Methods: A multivariate logistic regression analysis was used to identify risk factors for nephrotoxicity. The AUCss threshold was selected by a CART analysis and ROC curves, and a logistic regression analysis was used to examine the relationship between AUCss and the probability of developing nephrotoxicity.
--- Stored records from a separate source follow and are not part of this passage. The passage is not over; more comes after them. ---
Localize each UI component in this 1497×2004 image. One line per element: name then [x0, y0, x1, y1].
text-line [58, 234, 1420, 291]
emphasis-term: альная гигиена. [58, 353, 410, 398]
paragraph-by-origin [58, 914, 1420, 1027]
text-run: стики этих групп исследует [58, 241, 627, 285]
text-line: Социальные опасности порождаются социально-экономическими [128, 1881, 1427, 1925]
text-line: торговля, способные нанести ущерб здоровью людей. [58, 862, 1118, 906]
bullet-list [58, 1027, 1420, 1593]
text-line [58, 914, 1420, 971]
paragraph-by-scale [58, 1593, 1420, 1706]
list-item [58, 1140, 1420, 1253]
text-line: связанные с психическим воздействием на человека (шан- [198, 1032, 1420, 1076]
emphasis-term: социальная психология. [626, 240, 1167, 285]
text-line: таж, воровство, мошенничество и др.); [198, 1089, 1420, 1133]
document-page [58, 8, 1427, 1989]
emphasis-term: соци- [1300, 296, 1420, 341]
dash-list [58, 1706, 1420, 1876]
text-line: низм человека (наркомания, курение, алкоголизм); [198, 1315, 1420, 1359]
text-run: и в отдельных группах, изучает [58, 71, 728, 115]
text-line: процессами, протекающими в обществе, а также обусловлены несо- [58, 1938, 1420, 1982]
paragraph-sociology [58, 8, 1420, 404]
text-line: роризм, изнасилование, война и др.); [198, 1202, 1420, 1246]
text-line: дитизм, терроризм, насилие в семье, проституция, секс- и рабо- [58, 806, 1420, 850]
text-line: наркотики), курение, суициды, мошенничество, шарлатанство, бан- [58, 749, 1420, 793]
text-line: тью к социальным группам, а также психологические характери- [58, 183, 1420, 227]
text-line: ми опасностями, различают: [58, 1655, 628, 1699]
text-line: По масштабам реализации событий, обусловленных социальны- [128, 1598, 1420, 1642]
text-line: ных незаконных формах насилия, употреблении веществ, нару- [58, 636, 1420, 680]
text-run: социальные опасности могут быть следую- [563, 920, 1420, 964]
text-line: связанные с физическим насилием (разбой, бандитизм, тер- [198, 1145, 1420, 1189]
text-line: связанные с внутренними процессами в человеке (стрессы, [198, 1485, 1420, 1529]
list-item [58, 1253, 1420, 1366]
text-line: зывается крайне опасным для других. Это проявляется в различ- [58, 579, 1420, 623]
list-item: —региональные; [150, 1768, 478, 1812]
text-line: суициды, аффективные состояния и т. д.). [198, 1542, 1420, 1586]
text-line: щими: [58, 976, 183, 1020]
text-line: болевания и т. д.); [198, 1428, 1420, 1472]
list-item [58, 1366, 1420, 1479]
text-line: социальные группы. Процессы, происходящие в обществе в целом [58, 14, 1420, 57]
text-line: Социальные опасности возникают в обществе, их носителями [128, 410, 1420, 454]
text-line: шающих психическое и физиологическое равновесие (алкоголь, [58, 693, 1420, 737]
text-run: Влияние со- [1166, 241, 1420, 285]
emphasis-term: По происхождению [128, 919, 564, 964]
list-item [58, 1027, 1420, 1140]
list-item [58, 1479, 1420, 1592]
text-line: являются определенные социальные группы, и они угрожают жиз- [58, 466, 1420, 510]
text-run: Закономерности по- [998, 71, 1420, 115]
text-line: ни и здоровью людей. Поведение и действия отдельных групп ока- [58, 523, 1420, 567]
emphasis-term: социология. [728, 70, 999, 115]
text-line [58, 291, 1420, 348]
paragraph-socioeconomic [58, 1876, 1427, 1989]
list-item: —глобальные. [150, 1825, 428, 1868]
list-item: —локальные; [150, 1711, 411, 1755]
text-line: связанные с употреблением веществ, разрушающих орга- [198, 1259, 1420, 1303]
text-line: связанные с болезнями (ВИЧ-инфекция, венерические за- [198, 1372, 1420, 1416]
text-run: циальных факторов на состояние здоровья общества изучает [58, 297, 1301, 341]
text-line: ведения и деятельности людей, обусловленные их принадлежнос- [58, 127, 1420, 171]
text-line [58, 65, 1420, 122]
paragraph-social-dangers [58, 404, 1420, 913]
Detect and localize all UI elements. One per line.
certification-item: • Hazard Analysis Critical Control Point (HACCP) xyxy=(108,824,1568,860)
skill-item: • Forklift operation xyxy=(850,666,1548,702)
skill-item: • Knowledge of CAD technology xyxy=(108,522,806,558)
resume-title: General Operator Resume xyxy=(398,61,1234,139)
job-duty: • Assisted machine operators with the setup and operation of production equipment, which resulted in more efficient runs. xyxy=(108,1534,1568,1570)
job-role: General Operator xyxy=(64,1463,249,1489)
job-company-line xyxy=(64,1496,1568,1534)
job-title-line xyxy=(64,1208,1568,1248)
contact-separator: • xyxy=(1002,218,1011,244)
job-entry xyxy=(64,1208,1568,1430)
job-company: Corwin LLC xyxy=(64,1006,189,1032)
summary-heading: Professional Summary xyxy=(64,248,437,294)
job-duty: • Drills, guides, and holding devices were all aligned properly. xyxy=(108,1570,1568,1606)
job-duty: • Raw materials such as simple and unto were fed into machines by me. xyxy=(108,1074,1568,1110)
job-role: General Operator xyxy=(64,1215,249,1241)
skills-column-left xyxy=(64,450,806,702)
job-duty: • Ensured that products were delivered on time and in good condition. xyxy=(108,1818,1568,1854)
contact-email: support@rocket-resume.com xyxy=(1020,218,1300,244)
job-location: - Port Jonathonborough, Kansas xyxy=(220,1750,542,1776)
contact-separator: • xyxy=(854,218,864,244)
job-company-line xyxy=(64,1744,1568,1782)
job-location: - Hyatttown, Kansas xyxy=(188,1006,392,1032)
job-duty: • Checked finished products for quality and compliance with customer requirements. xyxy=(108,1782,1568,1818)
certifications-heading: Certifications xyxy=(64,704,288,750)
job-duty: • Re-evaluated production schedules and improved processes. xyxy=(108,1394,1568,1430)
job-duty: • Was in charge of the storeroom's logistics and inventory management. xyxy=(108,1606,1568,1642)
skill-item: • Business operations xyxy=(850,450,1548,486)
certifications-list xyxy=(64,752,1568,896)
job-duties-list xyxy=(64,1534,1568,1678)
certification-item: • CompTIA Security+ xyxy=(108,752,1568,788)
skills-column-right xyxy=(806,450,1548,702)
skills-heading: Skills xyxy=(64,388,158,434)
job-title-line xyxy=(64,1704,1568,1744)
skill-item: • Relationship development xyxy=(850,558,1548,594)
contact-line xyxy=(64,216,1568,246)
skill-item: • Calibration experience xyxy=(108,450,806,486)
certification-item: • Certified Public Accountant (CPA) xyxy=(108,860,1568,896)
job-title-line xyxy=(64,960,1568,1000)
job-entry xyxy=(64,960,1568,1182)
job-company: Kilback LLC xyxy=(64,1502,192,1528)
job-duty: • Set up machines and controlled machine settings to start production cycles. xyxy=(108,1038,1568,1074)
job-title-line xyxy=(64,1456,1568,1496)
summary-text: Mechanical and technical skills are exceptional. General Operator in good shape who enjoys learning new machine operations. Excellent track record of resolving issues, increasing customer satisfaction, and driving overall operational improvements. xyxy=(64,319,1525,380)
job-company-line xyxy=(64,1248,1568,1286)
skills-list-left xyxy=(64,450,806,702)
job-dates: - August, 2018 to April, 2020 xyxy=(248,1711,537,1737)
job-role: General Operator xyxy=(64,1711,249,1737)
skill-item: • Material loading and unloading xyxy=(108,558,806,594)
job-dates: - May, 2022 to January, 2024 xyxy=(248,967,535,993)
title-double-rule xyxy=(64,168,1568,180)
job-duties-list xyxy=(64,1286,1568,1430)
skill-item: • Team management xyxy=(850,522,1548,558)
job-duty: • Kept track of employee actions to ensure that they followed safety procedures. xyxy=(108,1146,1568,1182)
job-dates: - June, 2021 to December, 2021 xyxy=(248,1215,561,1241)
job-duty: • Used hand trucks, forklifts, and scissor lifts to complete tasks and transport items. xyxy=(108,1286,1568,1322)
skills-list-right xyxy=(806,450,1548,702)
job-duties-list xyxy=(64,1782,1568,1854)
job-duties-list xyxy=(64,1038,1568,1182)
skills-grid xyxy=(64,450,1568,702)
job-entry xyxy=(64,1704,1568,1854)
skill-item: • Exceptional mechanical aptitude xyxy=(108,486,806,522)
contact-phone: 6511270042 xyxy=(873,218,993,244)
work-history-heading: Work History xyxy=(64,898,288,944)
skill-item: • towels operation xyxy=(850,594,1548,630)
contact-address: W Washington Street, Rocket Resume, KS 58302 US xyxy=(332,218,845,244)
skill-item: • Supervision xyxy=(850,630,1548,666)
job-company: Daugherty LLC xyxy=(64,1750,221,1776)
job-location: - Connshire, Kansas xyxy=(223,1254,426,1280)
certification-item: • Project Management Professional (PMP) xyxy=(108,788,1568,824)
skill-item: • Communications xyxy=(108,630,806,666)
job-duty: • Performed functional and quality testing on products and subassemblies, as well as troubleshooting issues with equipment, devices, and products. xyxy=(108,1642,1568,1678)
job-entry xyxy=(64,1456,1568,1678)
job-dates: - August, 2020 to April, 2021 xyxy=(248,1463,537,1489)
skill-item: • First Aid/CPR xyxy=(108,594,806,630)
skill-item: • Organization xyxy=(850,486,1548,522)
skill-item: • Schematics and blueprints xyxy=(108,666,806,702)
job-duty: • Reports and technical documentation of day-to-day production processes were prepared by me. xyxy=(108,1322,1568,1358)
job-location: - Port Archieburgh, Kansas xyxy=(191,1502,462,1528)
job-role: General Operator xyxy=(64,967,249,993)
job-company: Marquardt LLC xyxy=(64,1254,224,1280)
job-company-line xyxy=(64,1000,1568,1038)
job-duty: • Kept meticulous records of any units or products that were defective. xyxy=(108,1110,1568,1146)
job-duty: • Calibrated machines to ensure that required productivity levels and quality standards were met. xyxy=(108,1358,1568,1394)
Results and discussion: The incidence of nephrotoxicity was 31.7% (33/104) in the High-risk group and 13.0% (14/108) in the Low-risk group, and was significantly higher in the former (p = 0.001). The AUCss threshold was set at 575 mg·h/L for the High-risk group and 650 mg·h/L for the Low-risk group. The probability of developing nephrotoxicity in the High-risk group (104 patients) was high: AUCss 400 mg·h/L (16.8%), 500 mg·h/L (23.3%), and 575 mg·h/L (29.3%). The target concentration range was newly set at 400 ≤ AUCss < 500, suggesting that the target AUCss needs to be considered for each patient based on the balance between therapeutic efficacy and the prevention of adverse effects. The probability of developing nephrotoxicity in the Low-risk group (108 patients) was AUCss 500 mg·h/L (4.7%), 575 mg·h/L (8.4%), and 650 mg·h/L (14.6%). Since the Low-risk group has a high safety profile, the target concentration range was newly set at 400 ≤ AUCss < 650, suggesting the safe administration of the drug up to AUCss 650 mg·h/L while aiming for AUCss 600 mg·h/L from the initial dose design.
Conclusion: In the present study, the risk of nephrotoxicity for each AUCss was quantitatively analyzed using logistic regression curves for the High- and Low-risk groups. This allowed for the proposal of strategic individual target concentrations based on the balance between risk and benefit.